Thai Foundation helps migrant children get an education

A foundation in Thailand has helped over 13,000 migrant children enter the Thai education system, saved over 400 from human trafficking and continues to provide them with the skills and knowledge they need to protect themselves from exploitation and abuse.

“Going to school can prevent human trafficking, physical assault and sexual abuse,” said Patima Tangpratyakun of the Labor Rights Promotion Network, which works with children of migrants in addition to helping their parents.

Patima said that education gives children the knowledge that will allow them to know when to say “no” to those trying to lure, fool or force them into abusive or exploitative situations. It can also teach them to recognize when those situations are arising.
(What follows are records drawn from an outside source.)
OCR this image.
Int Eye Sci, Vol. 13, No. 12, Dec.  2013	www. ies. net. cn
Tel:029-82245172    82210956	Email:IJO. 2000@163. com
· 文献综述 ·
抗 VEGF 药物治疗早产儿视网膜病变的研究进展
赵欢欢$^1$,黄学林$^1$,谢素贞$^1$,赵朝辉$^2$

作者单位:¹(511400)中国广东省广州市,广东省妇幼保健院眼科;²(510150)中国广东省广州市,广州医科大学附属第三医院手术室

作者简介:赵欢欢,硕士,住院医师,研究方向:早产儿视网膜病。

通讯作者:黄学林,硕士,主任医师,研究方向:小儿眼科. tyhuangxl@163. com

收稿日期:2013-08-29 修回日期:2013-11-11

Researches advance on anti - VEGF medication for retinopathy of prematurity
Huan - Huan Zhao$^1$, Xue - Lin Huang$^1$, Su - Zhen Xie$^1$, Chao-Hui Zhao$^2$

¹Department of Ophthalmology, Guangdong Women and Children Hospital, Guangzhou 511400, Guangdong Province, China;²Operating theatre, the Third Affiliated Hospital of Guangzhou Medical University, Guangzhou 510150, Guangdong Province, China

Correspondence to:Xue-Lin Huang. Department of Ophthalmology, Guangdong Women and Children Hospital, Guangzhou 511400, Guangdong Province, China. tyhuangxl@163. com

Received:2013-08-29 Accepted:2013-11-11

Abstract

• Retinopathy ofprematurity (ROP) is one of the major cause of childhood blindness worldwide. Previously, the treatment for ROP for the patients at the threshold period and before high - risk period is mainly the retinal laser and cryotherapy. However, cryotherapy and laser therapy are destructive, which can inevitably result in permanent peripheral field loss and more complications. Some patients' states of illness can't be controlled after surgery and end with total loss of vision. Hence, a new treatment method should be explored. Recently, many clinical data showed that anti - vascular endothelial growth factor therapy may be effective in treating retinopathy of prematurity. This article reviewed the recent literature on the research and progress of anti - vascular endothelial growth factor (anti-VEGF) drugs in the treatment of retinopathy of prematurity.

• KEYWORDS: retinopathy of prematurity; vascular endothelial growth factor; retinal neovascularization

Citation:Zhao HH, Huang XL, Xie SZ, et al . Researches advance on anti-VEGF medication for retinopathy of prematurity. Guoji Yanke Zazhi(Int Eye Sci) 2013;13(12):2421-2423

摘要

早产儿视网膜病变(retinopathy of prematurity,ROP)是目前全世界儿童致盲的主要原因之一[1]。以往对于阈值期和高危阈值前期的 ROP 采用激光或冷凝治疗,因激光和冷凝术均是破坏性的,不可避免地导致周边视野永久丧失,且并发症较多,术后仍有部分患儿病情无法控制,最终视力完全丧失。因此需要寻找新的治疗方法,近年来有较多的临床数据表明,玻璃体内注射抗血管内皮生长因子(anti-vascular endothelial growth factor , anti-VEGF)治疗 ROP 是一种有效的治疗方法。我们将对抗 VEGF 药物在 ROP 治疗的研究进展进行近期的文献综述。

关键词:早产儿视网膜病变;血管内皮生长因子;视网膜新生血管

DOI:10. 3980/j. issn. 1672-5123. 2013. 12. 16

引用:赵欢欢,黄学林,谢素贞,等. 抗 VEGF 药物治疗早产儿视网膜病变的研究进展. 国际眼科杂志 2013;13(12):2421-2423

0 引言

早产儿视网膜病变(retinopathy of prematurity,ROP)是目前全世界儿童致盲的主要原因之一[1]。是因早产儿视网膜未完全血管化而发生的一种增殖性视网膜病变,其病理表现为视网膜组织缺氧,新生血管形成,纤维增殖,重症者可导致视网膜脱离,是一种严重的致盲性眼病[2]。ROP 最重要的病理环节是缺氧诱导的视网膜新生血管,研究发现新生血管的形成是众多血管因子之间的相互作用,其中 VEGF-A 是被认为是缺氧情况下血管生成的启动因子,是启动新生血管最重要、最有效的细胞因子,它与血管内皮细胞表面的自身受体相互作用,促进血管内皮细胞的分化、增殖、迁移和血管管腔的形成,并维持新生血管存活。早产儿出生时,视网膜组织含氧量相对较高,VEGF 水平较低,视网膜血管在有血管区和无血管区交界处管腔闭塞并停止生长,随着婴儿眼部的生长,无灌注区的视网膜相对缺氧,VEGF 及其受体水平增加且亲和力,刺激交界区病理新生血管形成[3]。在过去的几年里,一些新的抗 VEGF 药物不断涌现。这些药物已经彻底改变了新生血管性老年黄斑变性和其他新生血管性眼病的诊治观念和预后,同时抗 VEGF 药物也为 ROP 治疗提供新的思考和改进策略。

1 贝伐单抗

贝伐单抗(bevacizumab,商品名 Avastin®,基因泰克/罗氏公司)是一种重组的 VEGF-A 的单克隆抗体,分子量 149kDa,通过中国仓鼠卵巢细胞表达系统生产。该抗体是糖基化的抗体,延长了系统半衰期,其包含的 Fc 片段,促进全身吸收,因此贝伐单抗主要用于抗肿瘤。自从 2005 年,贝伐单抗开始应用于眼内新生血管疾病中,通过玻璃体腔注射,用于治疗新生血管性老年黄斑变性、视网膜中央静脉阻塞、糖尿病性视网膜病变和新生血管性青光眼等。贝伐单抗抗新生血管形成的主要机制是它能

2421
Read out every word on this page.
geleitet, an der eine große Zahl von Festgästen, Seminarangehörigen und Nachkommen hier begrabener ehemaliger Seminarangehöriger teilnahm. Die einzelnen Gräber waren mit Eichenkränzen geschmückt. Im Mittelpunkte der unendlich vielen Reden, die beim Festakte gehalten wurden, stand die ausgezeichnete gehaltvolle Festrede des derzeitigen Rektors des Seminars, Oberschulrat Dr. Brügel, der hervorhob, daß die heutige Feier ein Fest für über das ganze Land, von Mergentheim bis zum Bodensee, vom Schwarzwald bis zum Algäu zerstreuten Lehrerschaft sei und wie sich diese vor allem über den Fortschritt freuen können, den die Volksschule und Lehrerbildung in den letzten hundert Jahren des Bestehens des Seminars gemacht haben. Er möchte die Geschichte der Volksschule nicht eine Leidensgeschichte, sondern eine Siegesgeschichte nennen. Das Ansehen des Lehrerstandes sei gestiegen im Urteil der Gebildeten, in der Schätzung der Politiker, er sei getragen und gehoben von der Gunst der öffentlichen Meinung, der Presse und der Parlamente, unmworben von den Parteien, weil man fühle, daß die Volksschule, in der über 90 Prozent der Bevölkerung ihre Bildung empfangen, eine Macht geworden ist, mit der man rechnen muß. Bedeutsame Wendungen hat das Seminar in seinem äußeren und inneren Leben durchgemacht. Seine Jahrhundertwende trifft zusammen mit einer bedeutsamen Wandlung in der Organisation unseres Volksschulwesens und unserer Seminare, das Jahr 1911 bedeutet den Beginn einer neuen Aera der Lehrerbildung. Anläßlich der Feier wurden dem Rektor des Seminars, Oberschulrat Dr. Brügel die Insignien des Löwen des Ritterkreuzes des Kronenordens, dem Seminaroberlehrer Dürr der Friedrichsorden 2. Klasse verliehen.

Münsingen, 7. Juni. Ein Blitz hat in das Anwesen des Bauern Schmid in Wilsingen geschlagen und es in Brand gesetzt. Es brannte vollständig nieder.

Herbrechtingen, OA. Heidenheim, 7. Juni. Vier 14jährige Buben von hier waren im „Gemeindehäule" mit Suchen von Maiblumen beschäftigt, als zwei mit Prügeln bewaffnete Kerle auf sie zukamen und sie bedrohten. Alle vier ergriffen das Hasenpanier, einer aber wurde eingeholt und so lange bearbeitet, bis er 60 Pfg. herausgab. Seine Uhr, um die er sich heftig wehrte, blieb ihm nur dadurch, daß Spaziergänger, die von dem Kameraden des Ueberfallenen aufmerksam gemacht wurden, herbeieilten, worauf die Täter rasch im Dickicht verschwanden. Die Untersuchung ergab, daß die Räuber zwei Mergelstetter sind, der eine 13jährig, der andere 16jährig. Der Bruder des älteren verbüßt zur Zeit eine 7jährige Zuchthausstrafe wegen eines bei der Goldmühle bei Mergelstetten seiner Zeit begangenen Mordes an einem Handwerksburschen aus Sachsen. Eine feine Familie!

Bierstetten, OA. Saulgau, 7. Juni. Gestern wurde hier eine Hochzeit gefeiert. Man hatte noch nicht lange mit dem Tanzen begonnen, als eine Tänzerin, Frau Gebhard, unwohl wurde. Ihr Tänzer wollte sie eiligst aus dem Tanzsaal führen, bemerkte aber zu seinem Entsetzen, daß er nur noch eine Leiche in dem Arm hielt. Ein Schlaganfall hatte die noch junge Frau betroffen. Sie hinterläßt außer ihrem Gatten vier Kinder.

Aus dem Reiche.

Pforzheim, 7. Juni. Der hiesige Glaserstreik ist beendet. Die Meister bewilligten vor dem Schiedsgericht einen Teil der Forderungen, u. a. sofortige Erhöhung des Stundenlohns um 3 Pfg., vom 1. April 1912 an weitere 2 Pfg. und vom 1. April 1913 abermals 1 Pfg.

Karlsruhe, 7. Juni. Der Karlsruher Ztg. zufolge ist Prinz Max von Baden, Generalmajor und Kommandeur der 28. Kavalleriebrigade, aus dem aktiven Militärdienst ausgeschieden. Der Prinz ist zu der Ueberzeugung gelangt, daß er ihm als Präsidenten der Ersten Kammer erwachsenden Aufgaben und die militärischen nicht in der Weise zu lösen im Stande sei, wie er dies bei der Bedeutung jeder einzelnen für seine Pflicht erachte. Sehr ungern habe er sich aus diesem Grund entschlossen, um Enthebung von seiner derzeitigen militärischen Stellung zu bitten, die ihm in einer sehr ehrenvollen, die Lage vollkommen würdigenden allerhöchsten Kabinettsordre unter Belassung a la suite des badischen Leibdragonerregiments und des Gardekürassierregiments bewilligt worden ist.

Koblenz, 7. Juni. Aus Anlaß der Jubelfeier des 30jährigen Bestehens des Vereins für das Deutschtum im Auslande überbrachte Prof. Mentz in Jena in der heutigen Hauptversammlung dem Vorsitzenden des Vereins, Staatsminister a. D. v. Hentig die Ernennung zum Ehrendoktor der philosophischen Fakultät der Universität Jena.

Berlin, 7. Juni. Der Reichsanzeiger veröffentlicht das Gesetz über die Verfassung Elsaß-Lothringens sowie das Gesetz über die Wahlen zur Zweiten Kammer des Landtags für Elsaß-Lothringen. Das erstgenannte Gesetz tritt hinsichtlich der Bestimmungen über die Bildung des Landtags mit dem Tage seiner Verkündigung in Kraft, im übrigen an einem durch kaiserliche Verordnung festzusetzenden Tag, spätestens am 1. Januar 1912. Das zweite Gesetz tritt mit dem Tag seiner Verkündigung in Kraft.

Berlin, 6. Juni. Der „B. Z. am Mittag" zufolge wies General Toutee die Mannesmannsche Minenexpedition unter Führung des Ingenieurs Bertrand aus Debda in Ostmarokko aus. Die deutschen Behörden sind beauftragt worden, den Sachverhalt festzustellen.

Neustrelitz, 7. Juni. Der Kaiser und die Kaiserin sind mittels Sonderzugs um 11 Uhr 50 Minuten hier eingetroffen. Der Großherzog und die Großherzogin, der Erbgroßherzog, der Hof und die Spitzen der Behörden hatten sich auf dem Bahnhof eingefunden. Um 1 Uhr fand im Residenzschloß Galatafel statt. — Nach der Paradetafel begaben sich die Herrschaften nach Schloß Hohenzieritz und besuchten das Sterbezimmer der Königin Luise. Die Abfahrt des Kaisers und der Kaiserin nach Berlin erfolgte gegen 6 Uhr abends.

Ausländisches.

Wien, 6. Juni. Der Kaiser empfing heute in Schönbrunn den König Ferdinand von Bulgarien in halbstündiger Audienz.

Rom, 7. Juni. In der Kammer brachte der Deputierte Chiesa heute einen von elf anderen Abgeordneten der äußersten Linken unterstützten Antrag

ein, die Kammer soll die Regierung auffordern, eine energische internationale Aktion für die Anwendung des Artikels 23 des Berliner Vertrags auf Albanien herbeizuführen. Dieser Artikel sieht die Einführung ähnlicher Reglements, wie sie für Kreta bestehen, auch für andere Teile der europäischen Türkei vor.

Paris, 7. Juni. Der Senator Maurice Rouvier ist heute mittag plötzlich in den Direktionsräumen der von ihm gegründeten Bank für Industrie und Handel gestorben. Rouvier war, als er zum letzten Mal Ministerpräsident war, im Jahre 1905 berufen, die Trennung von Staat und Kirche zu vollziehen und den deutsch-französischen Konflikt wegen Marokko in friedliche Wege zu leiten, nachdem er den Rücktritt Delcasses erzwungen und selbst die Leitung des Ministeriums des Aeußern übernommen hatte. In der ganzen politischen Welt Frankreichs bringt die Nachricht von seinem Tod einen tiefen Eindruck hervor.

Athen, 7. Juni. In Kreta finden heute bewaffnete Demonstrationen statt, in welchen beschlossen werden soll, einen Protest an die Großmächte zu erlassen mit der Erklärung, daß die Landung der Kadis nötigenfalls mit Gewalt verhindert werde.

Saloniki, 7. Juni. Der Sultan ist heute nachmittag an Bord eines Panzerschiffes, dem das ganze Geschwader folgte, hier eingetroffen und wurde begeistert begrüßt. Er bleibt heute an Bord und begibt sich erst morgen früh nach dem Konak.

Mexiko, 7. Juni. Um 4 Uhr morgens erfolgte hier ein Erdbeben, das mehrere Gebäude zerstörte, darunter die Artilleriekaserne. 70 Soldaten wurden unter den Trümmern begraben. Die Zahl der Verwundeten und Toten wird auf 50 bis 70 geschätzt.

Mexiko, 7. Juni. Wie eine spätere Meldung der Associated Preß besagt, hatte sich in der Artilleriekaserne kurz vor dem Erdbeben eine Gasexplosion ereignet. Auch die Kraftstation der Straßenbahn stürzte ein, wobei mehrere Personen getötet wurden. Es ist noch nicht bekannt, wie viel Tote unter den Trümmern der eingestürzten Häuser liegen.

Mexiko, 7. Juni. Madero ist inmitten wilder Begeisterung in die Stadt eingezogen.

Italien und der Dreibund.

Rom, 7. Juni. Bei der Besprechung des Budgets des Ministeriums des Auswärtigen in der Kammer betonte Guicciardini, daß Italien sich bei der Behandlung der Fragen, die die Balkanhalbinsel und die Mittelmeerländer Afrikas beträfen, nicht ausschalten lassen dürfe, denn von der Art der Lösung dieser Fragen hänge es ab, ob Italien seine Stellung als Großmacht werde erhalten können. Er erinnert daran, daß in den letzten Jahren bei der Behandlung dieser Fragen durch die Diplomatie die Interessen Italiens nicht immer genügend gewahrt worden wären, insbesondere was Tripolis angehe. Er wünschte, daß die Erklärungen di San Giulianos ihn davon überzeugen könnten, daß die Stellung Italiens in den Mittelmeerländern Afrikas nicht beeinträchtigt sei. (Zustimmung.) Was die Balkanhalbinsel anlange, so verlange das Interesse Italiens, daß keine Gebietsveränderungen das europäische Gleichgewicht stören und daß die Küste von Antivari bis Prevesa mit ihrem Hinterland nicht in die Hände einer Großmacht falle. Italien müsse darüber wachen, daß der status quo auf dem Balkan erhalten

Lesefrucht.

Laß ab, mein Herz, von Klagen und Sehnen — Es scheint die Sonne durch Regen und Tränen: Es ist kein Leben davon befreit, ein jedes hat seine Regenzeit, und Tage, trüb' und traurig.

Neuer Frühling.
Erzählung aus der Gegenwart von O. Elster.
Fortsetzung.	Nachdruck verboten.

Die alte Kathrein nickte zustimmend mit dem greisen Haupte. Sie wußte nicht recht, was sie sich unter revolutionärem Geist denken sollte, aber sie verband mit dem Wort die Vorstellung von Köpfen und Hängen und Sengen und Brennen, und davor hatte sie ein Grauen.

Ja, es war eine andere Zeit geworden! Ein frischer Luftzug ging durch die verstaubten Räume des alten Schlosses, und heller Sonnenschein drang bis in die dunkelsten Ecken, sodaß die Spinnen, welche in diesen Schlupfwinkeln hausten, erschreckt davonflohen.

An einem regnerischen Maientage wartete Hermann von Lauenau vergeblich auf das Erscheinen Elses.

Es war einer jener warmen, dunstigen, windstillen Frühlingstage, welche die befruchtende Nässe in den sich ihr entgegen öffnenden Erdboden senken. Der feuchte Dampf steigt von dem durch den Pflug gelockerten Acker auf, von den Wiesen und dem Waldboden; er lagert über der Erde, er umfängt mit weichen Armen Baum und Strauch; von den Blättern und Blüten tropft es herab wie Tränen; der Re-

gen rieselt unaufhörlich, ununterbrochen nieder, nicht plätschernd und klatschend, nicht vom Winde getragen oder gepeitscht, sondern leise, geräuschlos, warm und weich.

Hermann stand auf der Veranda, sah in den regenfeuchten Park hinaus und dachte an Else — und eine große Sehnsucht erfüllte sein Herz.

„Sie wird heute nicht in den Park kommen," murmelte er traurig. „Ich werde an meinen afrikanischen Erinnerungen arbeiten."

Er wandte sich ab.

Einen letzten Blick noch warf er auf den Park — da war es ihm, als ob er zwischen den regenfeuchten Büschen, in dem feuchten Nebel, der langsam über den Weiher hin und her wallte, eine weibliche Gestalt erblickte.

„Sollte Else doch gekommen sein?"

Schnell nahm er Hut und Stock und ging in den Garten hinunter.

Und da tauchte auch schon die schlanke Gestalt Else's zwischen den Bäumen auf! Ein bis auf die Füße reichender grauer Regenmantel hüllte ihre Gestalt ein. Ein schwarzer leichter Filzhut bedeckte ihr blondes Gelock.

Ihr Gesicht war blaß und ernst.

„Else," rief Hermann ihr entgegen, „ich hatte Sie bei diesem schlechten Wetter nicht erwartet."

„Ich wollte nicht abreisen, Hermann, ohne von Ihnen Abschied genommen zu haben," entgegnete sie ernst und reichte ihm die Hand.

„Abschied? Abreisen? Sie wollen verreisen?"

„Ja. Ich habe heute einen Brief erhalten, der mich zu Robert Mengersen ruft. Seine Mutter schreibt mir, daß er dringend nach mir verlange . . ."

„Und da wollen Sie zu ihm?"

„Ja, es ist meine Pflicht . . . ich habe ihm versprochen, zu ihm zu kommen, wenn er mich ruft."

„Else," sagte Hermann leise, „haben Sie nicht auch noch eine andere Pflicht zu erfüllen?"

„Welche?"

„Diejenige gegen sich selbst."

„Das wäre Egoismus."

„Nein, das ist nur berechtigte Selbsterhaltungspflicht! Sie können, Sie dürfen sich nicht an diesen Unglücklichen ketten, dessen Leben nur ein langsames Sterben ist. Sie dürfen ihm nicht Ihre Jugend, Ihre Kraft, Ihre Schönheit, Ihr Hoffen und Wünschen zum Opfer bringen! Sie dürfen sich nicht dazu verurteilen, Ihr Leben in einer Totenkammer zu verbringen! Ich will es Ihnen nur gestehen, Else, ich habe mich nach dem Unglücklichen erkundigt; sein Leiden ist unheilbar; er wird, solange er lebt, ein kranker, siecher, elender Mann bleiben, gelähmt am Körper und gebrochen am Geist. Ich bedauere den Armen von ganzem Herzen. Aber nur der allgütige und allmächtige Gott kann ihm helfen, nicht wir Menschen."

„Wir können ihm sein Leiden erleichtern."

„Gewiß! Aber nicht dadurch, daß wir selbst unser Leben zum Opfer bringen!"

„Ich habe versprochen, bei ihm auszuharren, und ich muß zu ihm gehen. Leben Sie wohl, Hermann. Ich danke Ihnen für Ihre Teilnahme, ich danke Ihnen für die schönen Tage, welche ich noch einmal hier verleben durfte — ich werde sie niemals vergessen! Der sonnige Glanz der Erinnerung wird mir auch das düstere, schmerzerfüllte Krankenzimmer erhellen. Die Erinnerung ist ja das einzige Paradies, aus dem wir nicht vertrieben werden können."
Children of migrants are regarded as among the most vulnerable children in any society.

Even for migrant children who are not preyed upon, going to school is an “extraordinary routine” they view with joy compared with many Thai children who tend to take schooling for granted, Patima said. Development experts agree that access to education and healthcare are essential for families to break the cycle of poverty that leads to some becoming migrants in search of better lives.

Tin Tin, a 21-year-old woman from Myanmar is living proof of that belief. At age nine her mother wanted her to work on a shrimp farm with the rest of her family in Thailand. But, she told the Bangkok Post newspaper, with help from the Labor Rights Promotion Network she was able to go to school. Today she is enrolled at St Theresa International College in Nakhon Nayok.

Patima’s foundation focuses on protecting the rights of, and pressing for better conditions for migrant workers in Thailand, with much of its work centering on the Myanmar migrants working in Thailand’s fishing industry. Thailand plays host to roughly two million migrants from Myanmar, Cambodia, Laos and other countries, with the largest numbers coming from Myanmar.

In response to conditions for many migrant workers, the administration began a multi-year effort to identify, verify and register as many of the migrants as possible. Since the program began in late 2014, roughly 1.5 million have been registered. Registration means they do not have to hide in society’s shadows and can avail themselves of government services and legal protections.

The Labor Rights Promotion Network is not the only nongovernmental organization working to better the lives of migrant children. The Foundation for the Better Life of Children also provides assistance to migrant as well as poverty-stricken Thai children to get an education.

“Education builds opportunities in almost every aspect,”said Better Life’s Thongphun Buasi, known as Khru (Teacher) Chiw to her students. “It also plays a key role in building a more livable world.”